Dlk2 is a paralog of Dlk1, however, it is not imprinted and very little is known about its function. According to the Allen Brain Atlas, Dlk2 is predominantly neural specific and expressed throughout the adult brain with no data on expression during embryogenesis. I hypothesise that there is functional redundancy between the two genes during neurogenesis. In particular, I propose that Dlk2 rescues a potential embryonic neurogenesis defect in Dlk1 mutants. Furthermore, I propose that Dlk2 is unable to rescue the Dlk1 mutant neurogenic phenotype postnatally and that the redundancy is therefore stage specific. This thesis aims to characterise the role of Dlk2 in mammalian neurogenesis, to assess its relationship with Dlk1 and to consider a role for functional redundancy between the two genes in both embryonic and adult neurogenesis.

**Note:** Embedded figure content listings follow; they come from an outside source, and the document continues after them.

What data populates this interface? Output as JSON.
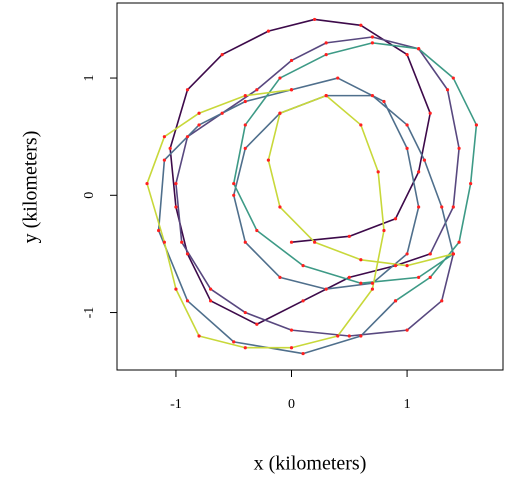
{
  "chart_data": {
    "type": "line",
    "xlabel": "x (kilometers)",
    "ylabel": "y (kilometers)",
    "xlim": [
      -1.51,
      1.83
    ],
    "ylim": [
      -1.49,
      1.64
    ],
    "xticks": [
      -1,
      0,
      1
    ],
    "yticks": [
      -1,
      0,
      1
    ],
    "marker_color": "#ff2020",
    "series": [
      {
        "color": "#3d0a4a",
        "x": [
          0.0,
          0.5,
          0.9,
          1.1,
          1.2,
          1.0,
          0.6,
          0.2,
          -0.2,
          -0.6,
          -0.9,
          -1.05,
          -1.0,
          -0.9,
          -0.7,
          -0.3,
          0.1,
          0.5,
          0.9,
          1.2
        ],
        "values": [
          -0.4,
          -0.35,
          -0.2,
          0.2,
          0.7,
          1.2,
          1.45,
          1.5,
          1.4,
          1.2,
          0.9,
          0.4,
          -0.1,
          -0.5,
          -0.9,
          -1.1,
          -0.9,
          -0.7,
          -0.6,
          -0.5
        ]
      },
      {
        "color": "#58487f",
        "x": [
          1.2,
          1.4,
          1.45,
          1.35,
          1.1,
          0.7,
          0.3,
          0.0,
          -0.3,
          -0.6,
          -0.9,
          -1.0,
          -0.95,
          -0.7,
          -0.4,
          0.0,
          0.5,
          1.0,
          1.3,
          1.4
        ],
        "values": [
          -0.5,
          -0.1,
          0.4,
          0.9,
          1.25,
          1.35,
          1.3,
          1.15,
          0.9,
          0.7,
          0.5,
          0.1,
          -0.4,
          -0.8,
          -1.0,
          -1.15,
          -1.2,
          -1.15,
          -0.9,
          -0.5
        ]
      },
      {
        "color": "#4f6f8c",
        "x": [
          1.4,
          1.3,
          1.15,
          1.0,
          0.7,
          0.3,
          -0.1,
          -0.4,
          -0.5,
          -0.4,
          -0.1,
          0.3,
          0.7,
          1.0,
          1.1,
          1.0,
          0.8,
          0.4,
          0.0,
          -0.4,
          -0.8,
          -1.1,
          -1.15,
          -0.9,
          -0.5,
          0.1,
          0.6,
          0.9
        ],
        "values": [
          -0.5,
          -0.1,
          0.3,
          0.6,
          0.85,
          0.85,
          0.7,
          0.4,
          0.0,
          -0.4,
          -0.7,
          -0.8,
          -0.75,
          -0.5,
          -0.1,
          0.4,
          0.8,
          1.0,
          0.9,
          0.8,
          0.6,
          0.3,
          -0.3,
          -0.9,
          -1.25,
          -1.35,
          -1.2,
          -0.9
        ]
      },
      {
        "color": "#3d9a86",
        "x": [
          0.9,
          1.2,
          1.45,
          1.55,
          1.6,
          1.4,
          1.1,
          0.7,
          0.3,
          -0.1,
          -0.4,
          -0.5,
          -0.3,
          0.1,
          0.6,
          1.1,
          1.4
        ],
        "values": [
          -0.9,
          -0.7,
          -0.4,
          0.1,
          0.6,
          1.0,
          1.25,
          1.3,
          1.2,
          1.0,
          0.6,
          0.1,
          -0.3,
          -0.6,
          -0.75,
          -0.7,
          -0.5
        ]
      },
      {
        "color": "#c8d83a",
        "x": [
          1.4,
          1.0,
          0.6,
          0.2,
          -0.1,
          -0.2,
          -0.1,
          0.3,
          0.6,
          0.75,
          0.8,
          0.7,
          0.4,
          0.0,
          -0.4,
          -0.8,
          -1.0,
          -1.1,
          -1.25,
          -1.1,
          -0.8,
          -0.4,
          0.0
        ],
        "values": [
          -0.5,
          -0.6,
          -0.55,
          -0.4,
          -0.1,
          0.3,
          0.7,
          0.85,
          0.6,
          0.2,
          -0.3,
          -0.8,
          -1.2,
          -1.3,
          -1.3,
          -1.2,
          -0.8,
          -0.4,
          0.1,
          0.5,
          0.7,
          0.85,
          0.9
        ]
      }
    ]
  }
}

To address these aims, I first compared the predicted structures of DLK1 and DLK2 and compared expression patterns of both genes in the brain through development. AlphaFold analysis predicts that structurally, and unlike the more canonical Notch ligands, DLK2 is almost identical to DLK1 suggesting that they may have related functions. Expression analysis reveals that Dlk2 expression is upregulated in the brain from mid to late embryogenesis and maintained in multiple adult brain subregions in the mouse, indicating a functional role in neurodevelopment.
Several Dlk2 mutant mouse lines were generated and four were selected for initial characterisation. Of these, a mouse homozygous for a 73 base pair deletion in Dlk2 was selected for further analysis since it does not express any Dlk2. Embryonic neurogenesis is altered in Dlk2 mutants with increased radial glial cells and NSCs within the ganglionic eminence of mutants. However, postnatally, normal proliferation and NSC numbers were evident in the V-SVZ. In Dlk1 mutant embryos, Dlk2 is significantly upregulated during embryogenesis but not postnatally. In contrast, in Dlk2 mutant embryos, Dlk1 is normally expressed but is significantly upregulated postnatally. These findings indicate a role for Dlk2 in mammalian neurogenesis. They suggest that Dlk2 may rescue an embryonic neurogenesis phenotype in Dlk1 mutants, while Dlk1 may protect postnatal neurogenesis in Dlk2 mutants highlighting potential functional redundancy at key stages of neurogenesis.